Lots of people also think the devops ideal includes continuous delivery. The idea that you should be able to deploy multiple times a day, that automation will help you make such deployments possible and not problematic, not that it’s about being able to, but about having to. Obviously a full chain of automation from development to production helps here, adequate testing needs to be in place on all levels – functionality, scalability, availability, security.
Also the idea that the involvement of developers doesn’t end at their last commit, so that operations just pulls in the code and makes it run, but that they are also involved in keeping it running smooth. After all software with no users has no value. The involvement of the developers in the ongoing operations of their software shouldn’t end before the last end user stops using their applications. This also means that software developers need to provide the nessecary hooks in their application so we can automate testing, and measuring different components of the application both during test and during operation.
Summarizing this in an acronym coined by John Willis and Damon Edwards – CAMS. CAMS says devops is about Culture, Automation, Measurement and Sharing, but its definitely not a SCAM.
Nice post.

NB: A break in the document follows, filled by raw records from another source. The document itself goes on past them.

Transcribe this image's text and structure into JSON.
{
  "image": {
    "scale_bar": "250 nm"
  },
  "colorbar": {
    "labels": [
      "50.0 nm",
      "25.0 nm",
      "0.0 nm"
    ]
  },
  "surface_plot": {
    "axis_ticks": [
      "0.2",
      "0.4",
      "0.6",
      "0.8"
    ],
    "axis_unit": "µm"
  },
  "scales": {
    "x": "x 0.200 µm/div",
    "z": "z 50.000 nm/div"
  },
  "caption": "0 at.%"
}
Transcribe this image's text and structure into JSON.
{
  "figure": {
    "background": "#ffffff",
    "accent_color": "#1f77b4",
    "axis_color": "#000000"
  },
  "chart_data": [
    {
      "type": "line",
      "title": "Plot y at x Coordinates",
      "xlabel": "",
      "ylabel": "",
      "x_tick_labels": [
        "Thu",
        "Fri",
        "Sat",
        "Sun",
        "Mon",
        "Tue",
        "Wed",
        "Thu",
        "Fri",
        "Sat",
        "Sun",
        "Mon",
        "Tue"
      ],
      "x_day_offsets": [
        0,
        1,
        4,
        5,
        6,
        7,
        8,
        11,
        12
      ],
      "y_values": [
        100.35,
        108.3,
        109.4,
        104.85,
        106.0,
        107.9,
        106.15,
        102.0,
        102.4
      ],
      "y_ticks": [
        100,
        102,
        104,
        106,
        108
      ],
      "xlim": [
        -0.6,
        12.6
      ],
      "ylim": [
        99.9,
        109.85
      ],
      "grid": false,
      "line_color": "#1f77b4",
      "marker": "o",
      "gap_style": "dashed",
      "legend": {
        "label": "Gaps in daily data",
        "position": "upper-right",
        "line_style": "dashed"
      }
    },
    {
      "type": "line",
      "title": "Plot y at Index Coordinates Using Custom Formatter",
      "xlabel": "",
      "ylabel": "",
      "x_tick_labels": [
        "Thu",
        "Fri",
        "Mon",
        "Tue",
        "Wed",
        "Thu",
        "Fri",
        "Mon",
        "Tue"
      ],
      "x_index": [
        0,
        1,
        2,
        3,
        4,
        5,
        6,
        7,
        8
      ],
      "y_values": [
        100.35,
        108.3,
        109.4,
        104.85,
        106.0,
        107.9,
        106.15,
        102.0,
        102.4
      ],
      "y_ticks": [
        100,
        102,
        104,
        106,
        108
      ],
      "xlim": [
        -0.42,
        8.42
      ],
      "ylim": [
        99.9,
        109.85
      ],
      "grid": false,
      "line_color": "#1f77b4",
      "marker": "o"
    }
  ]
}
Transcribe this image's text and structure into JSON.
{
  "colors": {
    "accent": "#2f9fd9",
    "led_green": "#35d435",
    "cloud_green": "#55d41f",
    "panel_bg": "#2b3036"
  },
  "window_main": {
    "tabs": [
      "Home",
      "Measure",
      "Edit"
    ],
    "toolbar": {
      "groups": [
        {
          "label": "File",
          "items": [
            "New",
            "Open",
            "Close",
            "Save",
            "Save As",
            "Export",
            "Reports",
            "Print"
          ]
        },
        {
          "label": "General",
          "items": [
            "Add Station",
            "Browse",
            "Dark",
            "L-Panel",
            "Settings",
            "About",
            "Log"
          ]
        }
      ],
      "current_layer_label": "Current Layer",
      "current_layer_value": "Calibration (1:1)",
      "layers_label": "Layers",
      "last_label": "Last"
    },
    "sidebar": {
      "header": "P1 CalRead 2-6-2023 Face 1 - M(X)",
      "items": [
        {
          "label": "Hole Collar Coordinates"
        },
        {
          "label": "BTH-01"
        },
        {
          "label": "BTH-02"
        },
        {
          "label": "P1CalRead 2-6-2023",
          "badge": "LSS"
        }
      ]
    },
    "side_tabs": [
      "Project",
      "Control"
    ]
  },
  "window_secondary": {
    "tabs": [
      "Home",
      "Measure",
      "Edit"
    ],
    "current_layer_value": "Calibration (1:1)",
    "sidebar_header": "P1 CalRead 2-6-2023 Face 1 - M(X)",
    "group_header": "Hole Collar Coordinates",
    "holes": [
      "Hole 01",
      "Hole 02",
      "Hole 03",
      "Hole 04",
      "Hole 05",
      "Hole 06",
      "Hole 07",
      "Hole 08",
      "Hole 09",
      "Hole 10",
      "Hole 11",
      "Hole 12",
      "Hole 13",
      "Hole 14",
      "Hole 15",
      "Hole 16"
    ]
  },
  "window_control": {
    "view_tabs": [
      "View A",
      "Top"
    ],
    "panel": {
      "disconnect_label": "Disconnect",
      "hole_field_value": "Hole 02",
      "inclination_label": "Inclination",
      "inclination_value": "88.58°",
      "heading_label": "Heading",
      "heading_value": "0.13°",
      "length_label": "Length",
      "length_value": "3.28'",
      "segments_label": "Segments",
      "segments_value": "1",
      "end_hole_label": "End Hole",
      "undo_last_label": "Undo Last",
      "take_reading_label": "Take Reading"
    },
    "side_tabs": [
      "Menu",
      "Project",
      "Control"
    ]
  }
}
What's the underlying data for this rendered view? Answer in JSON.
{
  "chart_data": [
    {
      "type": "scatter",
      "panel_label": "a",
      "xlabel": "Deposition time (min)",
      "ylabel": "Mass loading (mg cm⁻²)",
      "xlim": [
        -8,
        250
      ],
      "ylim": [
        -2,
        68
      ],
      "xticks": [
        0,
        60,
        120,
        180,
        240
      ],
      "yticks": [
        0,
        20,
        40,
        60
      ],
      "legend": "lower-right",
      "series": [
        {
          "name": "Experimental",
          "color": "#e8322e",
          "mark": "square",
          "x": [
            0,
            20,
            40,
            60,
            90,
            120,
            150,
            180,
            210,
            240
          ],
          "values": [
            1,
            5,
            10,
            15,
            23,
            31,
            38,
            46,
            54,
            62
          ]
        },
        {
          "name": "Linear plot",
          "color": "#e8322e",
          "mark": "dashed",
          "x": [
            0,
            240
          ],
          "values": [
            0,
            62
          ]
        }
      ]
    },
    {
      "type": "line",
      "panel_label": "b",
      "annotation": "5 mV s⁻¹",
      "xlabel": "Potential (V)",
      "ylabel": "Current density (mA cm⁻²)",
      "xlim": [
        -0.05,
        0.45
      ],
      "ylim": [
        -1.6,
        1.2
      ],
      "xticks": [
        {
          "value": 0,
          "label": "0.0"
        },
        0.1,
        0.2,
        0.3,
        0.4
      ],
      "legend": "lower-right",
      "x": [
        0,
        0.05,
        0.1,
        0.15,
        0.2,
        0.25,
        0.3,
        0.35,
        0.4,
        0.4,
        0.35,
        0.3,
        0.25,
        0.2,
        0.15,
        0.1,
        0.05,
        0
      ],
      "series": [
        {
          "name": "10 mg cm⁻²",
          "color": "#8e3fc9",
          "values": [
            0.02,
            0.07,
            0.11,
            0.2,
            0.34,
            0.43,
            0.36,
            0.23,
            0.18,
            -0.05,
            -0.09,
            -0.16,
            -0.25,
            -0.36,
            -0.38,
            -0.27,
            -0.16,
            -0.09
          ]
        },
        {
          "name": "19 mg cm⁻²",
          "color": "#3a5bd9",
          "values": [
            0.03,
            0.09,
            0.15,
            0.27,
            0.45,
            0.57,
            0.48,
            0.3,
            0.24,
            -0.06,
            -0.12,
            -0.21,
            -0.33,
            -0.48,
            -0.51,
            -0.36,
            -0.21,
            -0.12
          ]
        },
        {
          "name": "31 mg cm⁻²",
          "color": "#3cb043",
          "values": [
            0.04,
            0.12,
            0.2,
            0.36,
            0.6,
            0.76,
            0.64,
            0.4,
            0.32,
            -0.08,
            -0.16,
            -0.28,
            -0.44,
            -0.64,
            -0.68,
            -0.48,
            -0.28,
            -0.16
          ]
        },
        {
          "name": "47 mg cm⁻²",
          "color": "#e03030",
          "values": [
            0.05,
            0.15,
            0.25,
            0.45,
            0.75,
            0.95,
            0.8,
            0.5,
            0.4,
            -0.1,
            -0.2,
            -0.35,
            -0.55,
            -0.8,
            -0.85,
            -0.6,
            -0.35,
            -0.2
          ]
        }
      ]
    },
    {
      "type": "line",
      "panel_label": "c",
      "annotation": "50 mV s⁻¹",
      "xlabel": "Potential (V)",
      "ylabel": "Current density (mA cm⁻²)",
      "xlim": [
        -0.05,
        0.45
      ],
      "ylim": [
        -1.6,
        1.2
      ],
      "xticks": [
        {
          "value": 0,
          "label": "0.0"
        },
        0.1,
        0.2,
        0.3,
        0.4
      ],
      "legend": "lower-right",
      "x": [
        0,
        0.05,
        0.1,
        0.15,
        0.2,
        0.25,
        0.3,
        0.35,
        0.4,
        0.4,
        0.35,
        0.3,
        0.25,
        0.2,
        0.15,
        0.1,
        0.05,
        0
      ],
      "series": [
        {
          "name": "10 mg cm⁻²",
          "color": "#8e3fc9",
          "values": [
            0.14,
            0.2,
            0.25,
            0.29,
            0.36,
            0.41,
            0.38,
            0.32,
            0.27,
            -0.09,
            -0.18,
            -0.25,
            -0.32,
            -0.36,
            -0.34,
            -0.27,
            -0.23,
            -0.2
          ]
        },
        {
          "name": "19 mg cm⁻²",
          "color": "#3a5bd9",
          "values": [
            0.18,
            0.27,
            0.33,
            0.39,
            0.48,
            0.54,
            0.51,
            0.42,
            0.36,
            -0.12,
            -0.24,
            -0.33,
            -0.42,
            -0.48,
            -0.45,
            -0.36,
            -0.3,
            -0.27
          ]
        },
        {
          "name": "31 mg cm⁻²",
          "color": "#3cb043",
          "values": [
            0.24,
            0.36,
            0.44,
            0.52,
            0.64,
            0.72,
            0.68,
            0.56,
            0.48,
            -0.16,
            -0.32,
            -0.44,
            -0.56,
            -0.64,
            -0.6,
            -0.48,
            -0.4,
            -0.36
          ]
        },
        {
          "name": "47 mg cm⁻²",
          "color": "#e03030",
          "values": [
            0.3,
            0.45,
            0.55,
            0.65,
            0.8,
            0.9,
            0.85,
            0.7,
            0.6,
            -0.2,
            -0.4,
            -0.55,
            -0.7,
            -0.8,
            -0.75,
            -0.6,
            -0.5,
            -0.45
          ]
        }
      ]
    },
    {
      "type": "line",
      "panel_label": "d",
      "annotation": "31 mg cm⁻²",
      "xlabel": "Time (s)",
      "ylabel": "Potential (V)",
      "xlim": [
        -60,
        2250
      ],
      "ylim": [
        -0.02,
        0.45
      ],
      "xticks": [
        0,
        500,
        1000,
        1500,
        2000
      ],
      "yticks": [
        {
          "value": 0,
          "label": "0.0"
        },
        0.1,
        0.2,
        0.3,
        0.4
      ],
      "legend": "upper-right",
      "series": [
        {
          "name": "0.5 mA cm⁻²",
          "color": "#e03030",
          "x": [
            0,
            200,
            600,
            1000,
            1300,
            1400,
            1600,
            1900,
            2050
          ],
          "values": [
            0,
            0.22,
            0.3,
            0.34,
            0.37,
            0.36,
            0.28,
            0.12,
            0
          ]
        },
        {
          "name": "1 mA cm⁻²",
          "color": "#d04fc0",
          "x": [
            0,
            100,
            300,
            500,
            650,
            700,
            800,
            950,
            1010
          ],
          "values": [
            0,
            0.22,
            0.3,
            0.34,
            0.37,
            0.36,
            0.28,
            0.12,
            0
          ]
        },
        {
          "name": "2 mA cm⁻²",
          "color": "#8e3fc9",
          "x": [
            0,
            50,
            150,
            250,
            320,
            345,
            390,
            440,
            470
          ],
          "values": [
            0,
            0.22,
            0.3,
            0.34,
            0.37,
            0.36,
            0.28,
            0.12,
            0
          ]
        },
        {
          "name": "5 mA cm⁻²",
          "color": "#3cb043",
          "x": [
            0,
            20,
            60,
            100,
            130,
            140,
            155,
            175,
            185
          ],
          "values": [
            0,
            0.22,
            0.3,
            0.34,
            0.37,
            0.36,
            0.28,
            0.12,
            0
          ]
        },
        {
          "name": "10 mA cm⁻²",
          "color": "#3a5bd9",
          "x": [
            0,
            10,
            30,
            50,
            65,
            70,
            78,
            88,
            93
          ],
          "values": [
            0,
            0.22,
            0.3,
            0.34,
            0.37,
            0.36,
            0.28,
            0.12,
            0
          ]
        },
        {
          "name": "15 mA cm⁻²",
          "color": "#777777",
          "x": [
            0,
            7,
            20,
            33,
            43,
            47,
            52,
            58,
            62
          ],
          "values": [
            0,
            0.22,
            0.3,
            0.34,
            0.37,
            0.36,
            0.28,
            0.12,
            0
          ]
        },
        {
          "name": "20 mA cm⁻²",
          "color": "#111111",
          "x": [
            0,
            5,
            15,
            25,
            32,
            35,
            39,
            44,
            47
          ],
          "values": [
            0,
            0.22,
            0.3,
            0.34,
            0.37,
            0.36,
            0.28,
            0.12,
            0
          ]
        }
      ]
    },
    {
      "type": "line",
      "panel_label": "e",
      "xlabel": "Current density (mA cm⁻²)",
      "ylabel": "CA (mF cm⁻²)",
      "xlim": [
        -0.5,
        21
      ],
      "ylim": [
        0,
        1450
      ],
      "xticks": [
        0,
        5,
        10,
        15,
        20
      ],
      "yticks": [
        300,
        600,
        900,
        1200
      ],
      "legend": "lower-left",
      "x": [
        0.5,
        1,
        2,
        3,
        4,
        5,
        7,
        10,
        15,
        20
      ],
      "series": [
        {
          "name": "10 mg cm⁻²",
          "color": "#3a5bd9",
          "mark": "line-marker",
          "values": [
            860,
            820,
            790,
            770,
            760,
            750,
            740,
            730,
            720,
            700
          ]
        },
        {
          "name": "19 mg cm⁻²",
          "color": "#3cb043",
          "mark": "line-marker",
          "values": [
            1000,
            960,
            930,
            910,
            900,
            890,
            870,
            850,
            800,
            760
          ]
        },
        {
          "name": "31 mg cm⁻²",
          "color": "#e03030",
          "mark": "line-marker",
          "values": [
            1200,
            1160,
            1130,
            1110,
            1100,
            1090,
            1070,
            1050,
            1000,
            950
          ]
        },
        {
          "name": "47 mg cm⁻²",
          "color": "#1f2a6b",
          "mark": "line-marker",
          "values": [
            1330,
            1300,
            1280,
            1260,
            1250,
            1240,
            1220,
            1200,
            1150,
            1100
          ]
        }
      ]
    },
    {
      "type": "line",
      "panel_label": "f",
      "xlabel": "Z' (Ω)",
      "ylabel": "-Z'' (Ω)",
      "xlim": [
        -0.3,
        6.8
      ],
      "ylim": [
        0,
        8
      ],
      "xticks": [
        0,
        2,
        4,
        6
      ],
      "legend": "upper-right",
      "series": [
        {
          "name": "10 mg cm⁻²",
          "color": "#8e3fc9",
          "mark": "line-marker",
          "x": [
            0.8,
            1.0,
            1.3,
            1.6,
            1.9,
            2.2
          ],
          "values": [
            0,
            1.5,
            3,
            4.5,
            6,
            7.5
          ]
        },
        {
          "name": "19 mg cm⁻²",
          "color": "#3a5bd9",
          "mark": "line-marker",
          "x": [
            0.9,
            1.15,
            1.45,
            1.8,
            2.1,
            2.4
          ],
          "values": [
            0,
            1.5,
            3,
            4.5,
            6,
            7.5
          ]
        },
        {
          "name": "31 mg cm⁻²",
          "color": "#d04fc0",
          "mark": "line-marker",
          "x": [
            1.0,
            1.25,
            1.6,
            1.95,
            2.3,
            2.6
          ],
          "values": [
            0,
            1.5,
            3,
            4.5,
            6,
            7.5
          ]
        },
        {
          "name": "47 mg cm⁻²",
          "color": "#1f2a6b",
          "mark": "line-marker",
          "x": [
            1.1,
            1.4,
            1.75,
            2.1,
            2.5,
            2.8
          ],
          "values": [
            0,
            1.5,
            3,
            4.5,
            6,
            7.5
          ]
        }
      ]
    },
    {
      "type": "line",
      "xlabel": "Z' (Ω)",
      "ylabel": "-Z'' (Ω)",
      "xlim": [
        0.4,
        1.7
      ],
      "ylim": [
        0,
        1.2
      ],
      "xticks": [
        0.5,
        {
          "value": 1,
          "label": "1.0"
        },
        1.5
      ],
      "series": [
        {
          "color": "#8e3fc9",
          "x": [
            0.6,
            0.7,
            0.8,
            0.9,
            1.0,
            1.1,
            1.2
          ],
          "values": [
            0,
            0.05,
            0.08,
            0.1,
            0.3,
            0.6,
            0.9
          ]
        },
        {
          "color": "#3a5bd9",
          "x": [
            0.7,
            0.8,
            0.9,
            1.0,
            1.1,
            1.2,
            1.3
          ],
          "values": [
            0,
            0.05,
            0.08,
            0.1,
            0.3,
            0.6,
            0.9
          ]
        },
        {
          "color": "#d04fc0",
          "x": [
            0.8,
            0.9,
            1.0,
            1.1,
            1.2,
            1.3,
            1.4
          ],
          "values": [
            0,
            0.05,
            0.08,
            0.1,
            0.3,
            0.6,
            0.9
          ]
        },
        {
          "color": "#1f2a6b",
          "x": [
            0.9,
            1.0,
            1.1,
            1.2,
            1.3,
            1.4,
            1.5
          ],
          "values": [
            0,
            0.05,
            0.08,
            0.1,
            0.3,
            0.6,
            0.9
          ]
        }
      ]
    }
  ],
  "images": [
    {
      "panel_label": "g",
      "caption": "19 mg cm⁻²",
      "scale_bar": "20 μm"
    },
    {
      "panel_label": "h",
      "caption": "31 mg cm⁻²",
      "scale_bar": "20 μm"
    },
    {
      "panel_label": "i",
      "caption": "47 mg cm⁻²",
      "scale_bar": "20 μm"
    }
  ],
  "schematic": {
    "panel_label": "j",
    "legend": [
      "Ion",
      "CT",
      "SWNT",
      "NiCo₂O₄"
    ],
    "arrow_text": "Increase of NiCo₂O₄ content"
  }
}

Not a practitioner, I usually reserve comments out of respect for the amazing folks in this community who are and are contributors and thought leaders in it.
I love how DevOps gets defined in its lack of definition and yet everybody who’s clued in “gets it”. I guess we need the evolution of meaning.
As a one-time developer who remembers when that also often meant being “Ops” too — at NASA, as a member of a team of 3 on the STS ascent, orbit and decent simulation system, I also got to be on pager for support of the very rarified community of users who modeled shuttle missions and later as a developer of LAN-based products for use in clinical settings, I was usually second-tier support for customer calls — I think the “collaboration” inherent in the “culture” and “sharing” themes strike me the strongest.
That said, DevOps very much seems to me to be about returning to some important parts of the system back in the day when Dev and Ops were much the same team, if not the same person. With the massive complexity of the modern stack, much less the modern app, it will never be able to be the same person again but that spirit of collaboration must return for the good of the business, the objective of the exercise, and the mental well-being of all us involved.